Monday, 16 June 2008

Aids? There's big money at stake

The Times newspaper had an article, on June 16th 2008, about now HIV funding and UN support doesn’t look at the real courses of the virus spreading and is more concerned about political correctness than saving lives. It says,

For all the talk of a “global pandemic”, there are two completely separate HIV epidemics in the world. One is in parts of Africa, where HIV is spread by unprotected sex between men and women who have more than one steady partner. Governments - such as Uganda's, with its “zero grazing” approach to fidelity - that recognised the perils of the custom of having concurrent sexual partners confined the epidemic. Most didn't. The result of the neglect is that in some countries up to two in five adults are infected with a fatal virus.

The second epidemic covers the rest of the globe. Nine out of ten humans (and three in ten of those infected with HIV) live in countries where the virus is spread mostly when people buy and sell sex, when they shoot up drugs, and when men have anal sex with lots of other men. Only a minority do these things in any country, but that still adds up to several million people worldwide. We know how to prevent HIV in these populations, and we have known for years that in Asia, the Americas, Europe, North Africa and the Middle East, if you do that prevention well, HIV won't spread farther. Even if you don't control HIV in these populations, it won't go all that much farther.

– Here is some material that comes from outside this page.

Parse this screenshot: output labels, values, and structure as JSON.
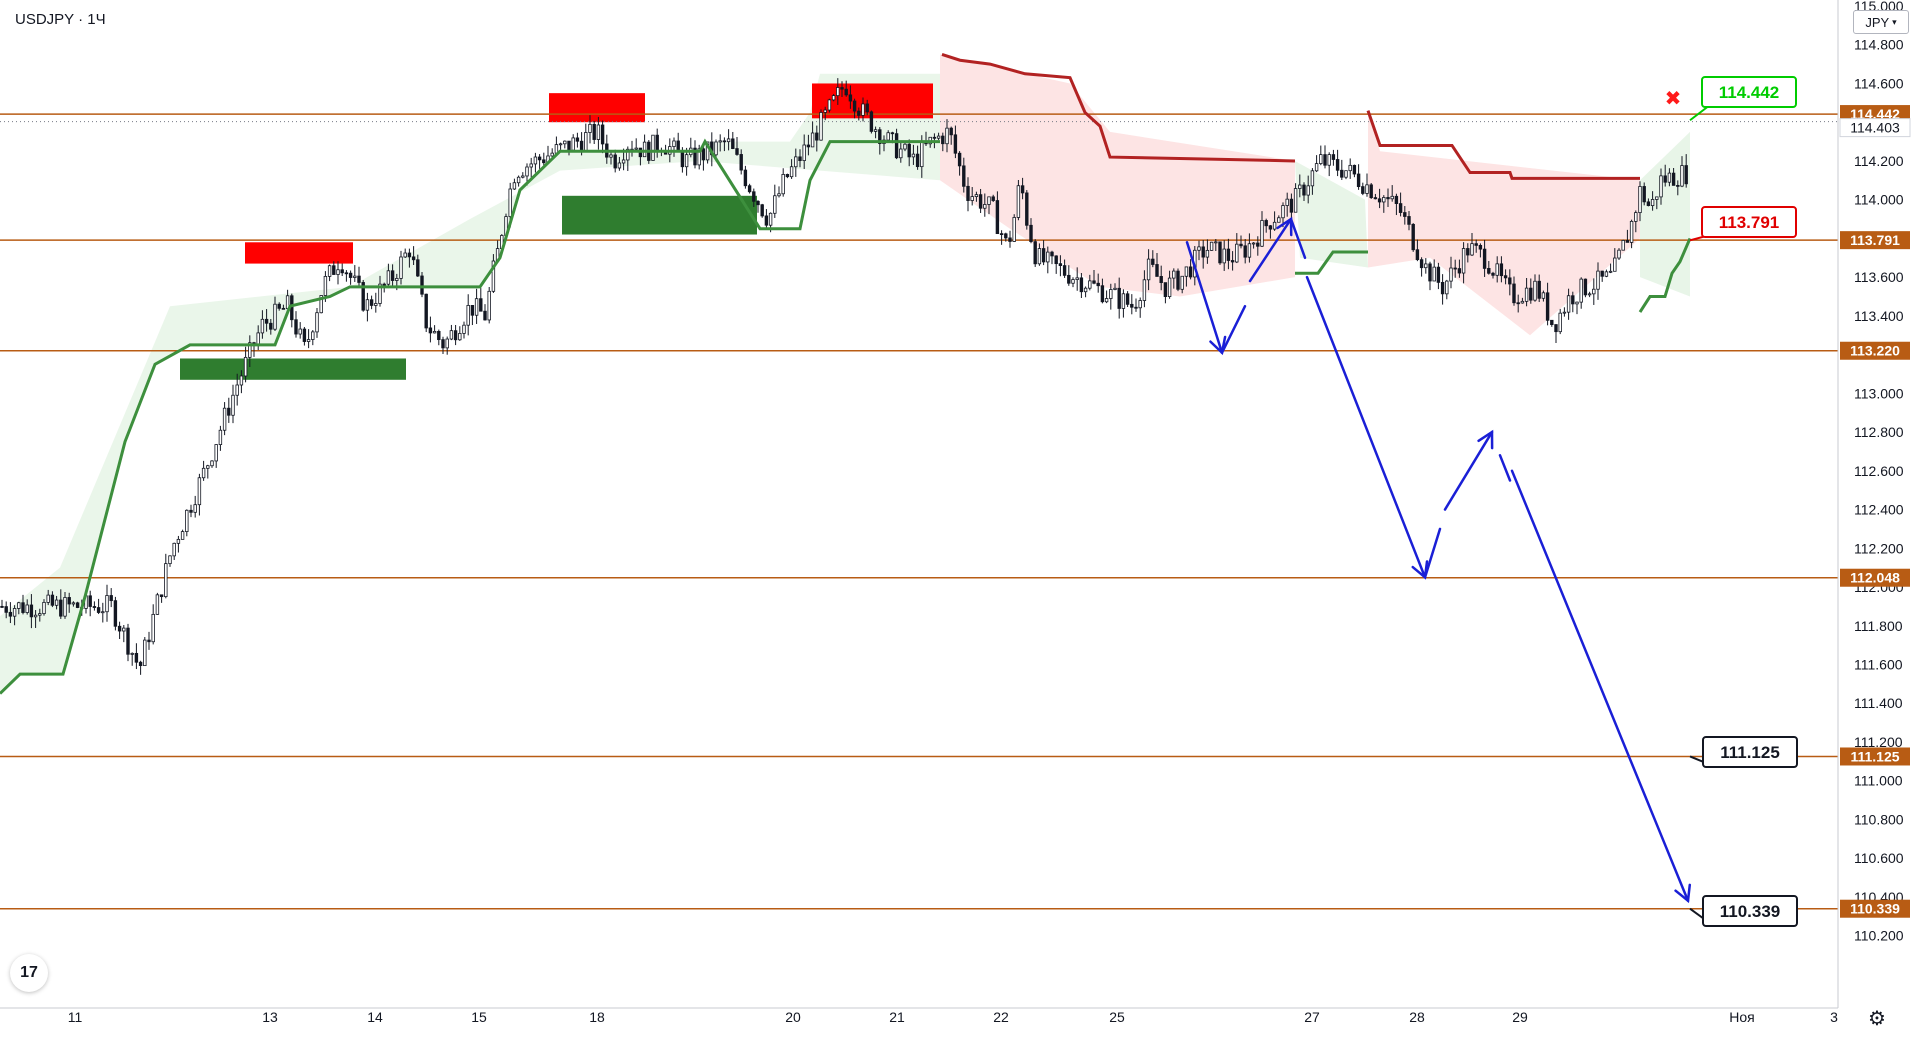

If we don't recognise this, we will never effectively prevent the spread of HIV. But a lot of UN agencies, governments and even Aids activists don't want to recognise it. Governments don't want to because it would mean recognising that if they want to deal with HIV they have to spend money on services for junkies, sex workers and gay men - groups that don't top the popularity stakes with voters. Ironically, they will happily fund treatments for these people with expensive medicines once they do get sick. That is more acceptable to voters than to give cheap condoms and needles to prevent them getting infected in the first place.

The article was by Dr Elizabeth Pisani, an epidemiologist who has worked as a consultant to UNAids and the WHO and is the author of The Wisdom of Whores: Bureaucrats, Brothels and the Business of Aids.

Will political correctness be history’s biggest killer? Is this a question we are allowed to ask?